Tableau is a software that has combined capabilities for data mining, data analysis, data visualization, data science, and business intelligence. The beauty of this software lies in its ability to allow users to analyze big volumes of complex data with just a few clicks on a simple to use graphical user interface. It aids in analyzing and presenting the convoluted data in the most simplified yet impressive visual data stories that can be understood by a wider audience. Thus, it can enables the users to make informed business decisions and convey them to the others.

As with any data platform, Tableau also has its own terminology. Some of the terms are common to any data tool while some are specific to Tableau. In the following sections we will talk about the jargons used in Tableau.

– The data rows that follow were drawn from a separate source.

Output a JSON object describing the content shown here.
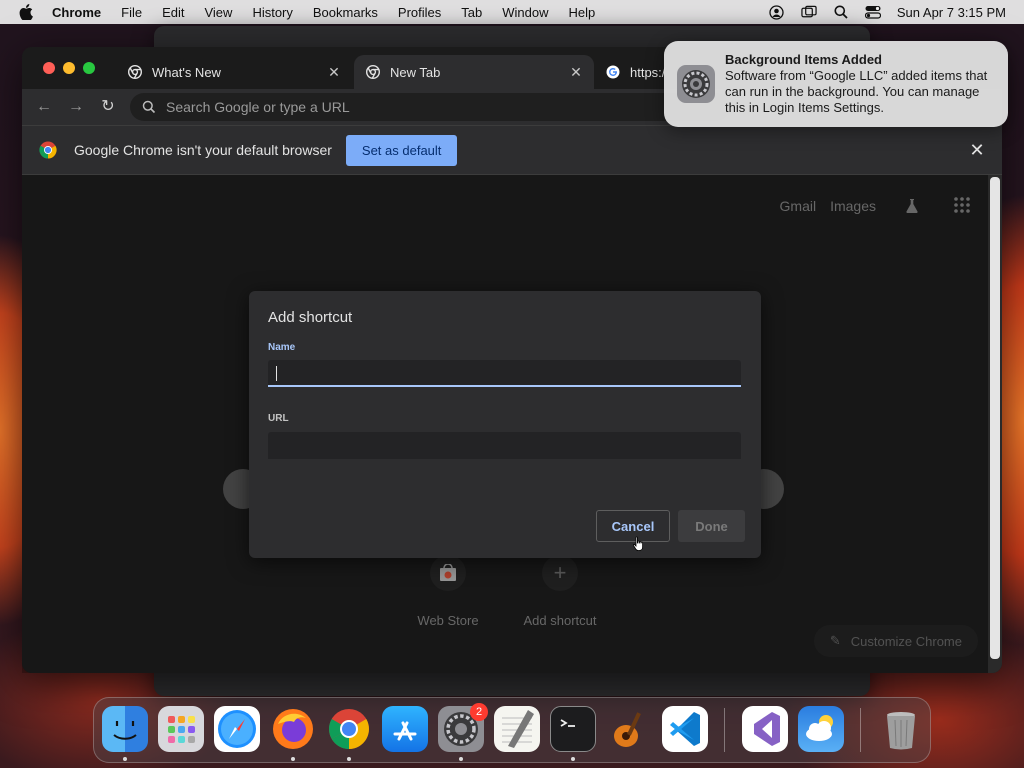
{
  "menubar": {
    "app": "Chrome",
    "items": [
      "File",
      "Edit",
      "View",
      "History",
      "Bookmarks",
      "Profiles",
      "Tab",
      "Window",
      "Help"
    ],
    "clock": "Sun Apr 7  3:15 PM"
  },
  "chrome": {
    "tabs": [
      {
        "label": "What's New",
        "icon": "chrome-icon"
      },
      {
        "label": "New Tab",
        "icon": "chrome-icon"
      },
      {
        "label": "https:/",
        "icon": "google-icon"
      }
    ],
    "omnibox_placeholder": "Search Google or type a URL",
    "infobar": {
      "message": "Google Chrome isn't your default browser",
      "button": "Set as default"
    },
    "top_links": [
      "Gmail",
      "Images"
    ],
    "shortcuts": [
      {
        "label": "Web Store"
      },
      {
        "label": "Add shortcut"
      }
    ],
    "customize": "Customize Chrome"
  },
  "dialog": {
    "title": "Add shortcut",
    "name_label": "Name",
    "name_value": "",
    "url_label": "URL",
    "url_value": "",
    "cancel": "Cancel",
    "done": "Done"
  },
  "notification": {
    "title": "Background Items Added",
    "body": "Software from “Google LLC” added items that can run in the background. You can manage this in Login Items Settings."
  },
  "dock": {
    "apps": [
      "Finder",
      "Launchpad",
      "Safari",
      "Firefox",
      "Chrome",
      "App Store",
      "System Settings",
      "TextEdit",
      "Terminal",
      "GarageBand",
      "VS Code",
      "Visual Studio",
      "Weather",
      "Trash"
    ],
    "settings_badge": "2"
  },
  "colors": {
    "accent": "#a8c7fa",
    "default_button": "#7cacf8"
  }
}
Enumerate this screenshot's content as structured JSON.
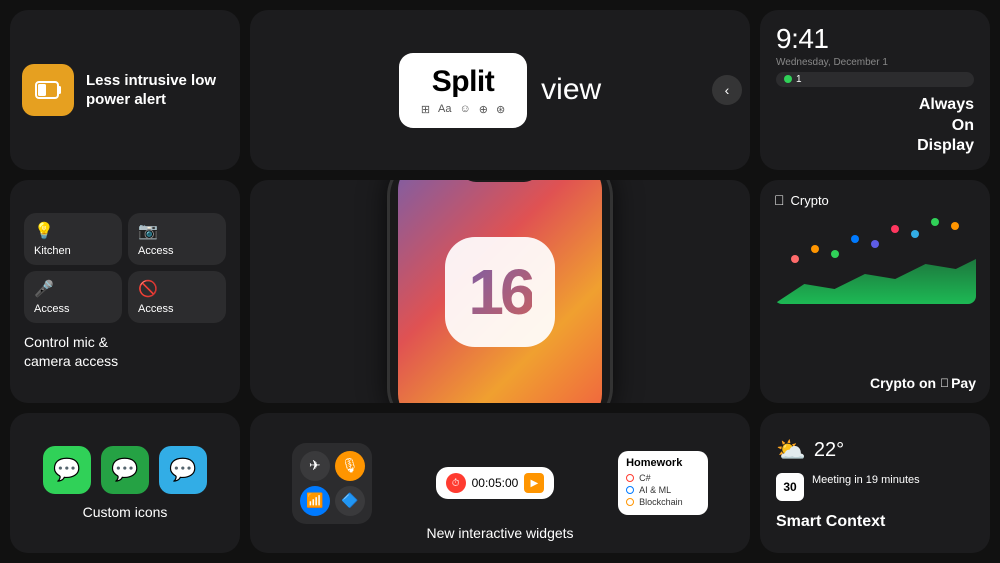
{
  "cards": {
    "lowPower": {
      "title": "Less intrusive low power alert",
      "iconColor": "#e6a020",
      "iconLabel": "battery-icon"
    },
    "splitView": {
      "splitLabel": "Split",
      "viewLabel": "view",
      "icons": [
        "⊞",
        "Aa",
        "☺",
        "⊕",
        "⊛"
      ]
    },
    "aod": {
      "time": "9:41",
      "date": "Wednesday, December 1",
      "badge": "1",
      "label": "Always\nOn\nDisplay"
    },
    "controlCamera": {
      "items": [
        {
          "icon": "💡",
          "label": "Kitchen"
        },
        {
          "icon": "📷",
          "label": "Access"
        },
        {
          "icon": "🎤",
          "label": "Access"
        },
        {
          "icon": "🚫",
          "label": "Access"
        }
      ],
      "description": "Control mic &\ncamera access"
    },
    "ios16": {
      "number": "16"
    },
    "crypto": {
      "appName": "Crypto",
      "label": "Crypto on",
      "sublabel": " Pay"
    },
    "customIcons": {
      "label": "Custom icons"
    },
    "widgets": {
      "timerValue": "00:05:00",
      "homeworkTitle": "Homework",
      "homeworkItems": [
        "C#",
        "AI & ML",
        "Blockchain"
      ],
      "label": "New interactive widgets"
    },
    "smartContext": {
      "temp": "22°",
      "calDate": "30",
      "meetingText": "Meeting in 19 minutes",
      "label": "Smart Context"
    }
  }
}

Data Source - As the name suggests, the data source refers to any origin of the data to be extracted by Tableau for analysis. The data sources in Tableau can be classified into the following four types,

1). Files- The data is stored in files that can be text files or excel spreadsheets or comma separated values files

2). Relational Databases - The data is stored in structured databases such as Oracle and SQL Server

3). Cloud Databases - The data is stored in one of the cloud platforms like Amazon Web Services and Microsoft Azure SQL

4). Open Database Connectivity (OBDC) - The ODBC allows access to the data that has been stored in formats that do not fall in the above three categories. Thus, OBDC is a standard applications programming interface that can be used to connect to various database management systems

Fig 1. Various data sources that can be explored using Tableau [1]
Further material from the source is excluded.